I tried the Noctua NF-P12 and NF-S12 FLX. You have to consider how dense your fins are and how close the fan is to the array of heat sink fins in order to get the best fan type to match -static pressure fan (heatsink has high density of fins, fan is close) or normal PWM fan. I Did some experiments and found the normal one worked better for me. Also these fans are very quiet but the system will run about 5 or 10 C higher than with and old school noisy fast fan. And you really need a nice grill to not impede the airflow or you will add another 2-5 C to the system.

These fancy Noctua fans are not the cure all everyone holds them out to be, temps did rise as compared with my older, noiser, 'Aspire' fan. If you hold your hand over the Noctua, all the airflow seems to be going out by the edges, very little in the center, interesting...maybe this is how they keep the turbulence noise down.

You can see the latest here- Krell Clone 12 years later

An externally hosted image should be here but it was not working when we last tested it.


An externally hosted image should be here but it was not working when we last tested it.


An externally hosted image should be here but it was not working when we last tested it.


I recently looked at the data sheet for the MJL21193/94 to check what temps they can work at with the associated heat de-rating. I am no expert but after doing the math for temp derating, current, voltage, and thermal resistance to junction/case and case/heatsink, I concluded that 3 pairs per channel should be able to do the job at over 120 C 50W class A. I have 4 pairs per channel so the quiet Noctua fans running on a hot day at heatskink temp of 75C or even 80C should not bother me too much, but I would not use this amp on a hot day like that anyway. Think of the heatsinks as accepting tiny little blow torches at every transistor- like a creme brulee torch. The data sheet shows these devices operating at 150C which is pretty toasty.
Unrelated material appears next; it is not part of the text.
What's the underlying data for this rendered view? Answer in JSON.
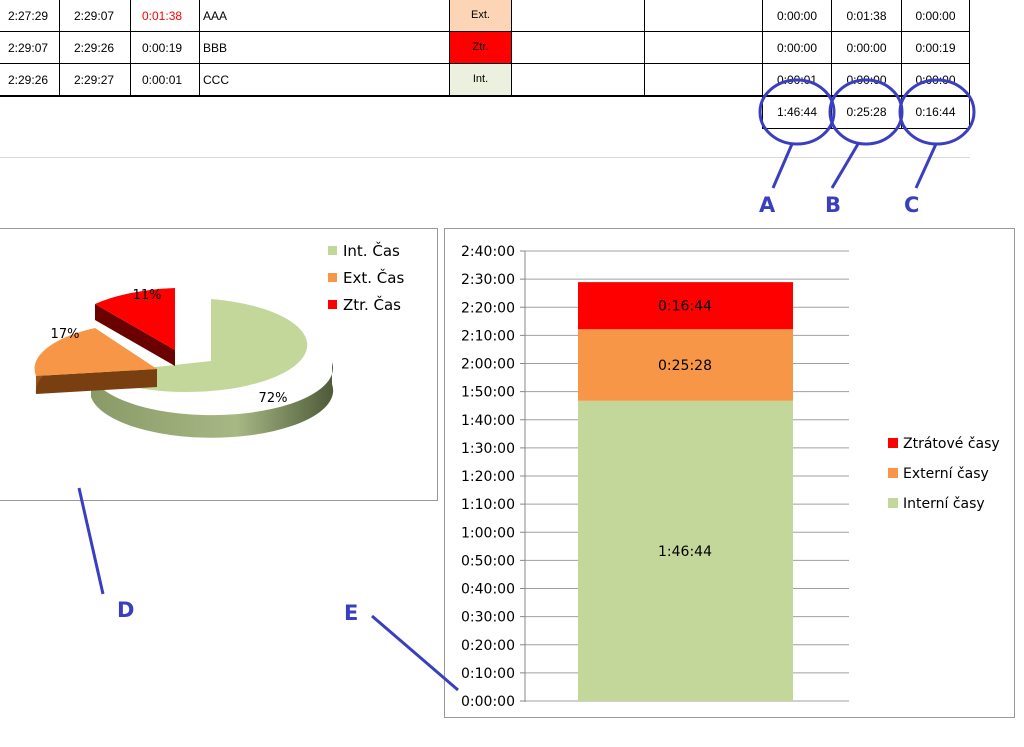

I have a pair of pinkmouse KSA-50 boards available. What would they be worth now? Add shipping and they're yours. I have a wonderful KSA-100 still kicking ash which I never push bias pass .365mv and never have to raise volume one quarter turn-don't want to blow out the windows. I use 1KVA transfos, so I have two sets of speaker. One with 12" woofers and the other with 15" woofers.
I built this amp because I lost my hearing in the Army so I have to ---FEEL--- the music. If these boards are too old and outdated I understand.

Not sure what those would be worth but at this point one who wants to divest of the boards should figure out what errors are on there and point to the solution... identified and buried in this thread... I think there were a couple of issues with those?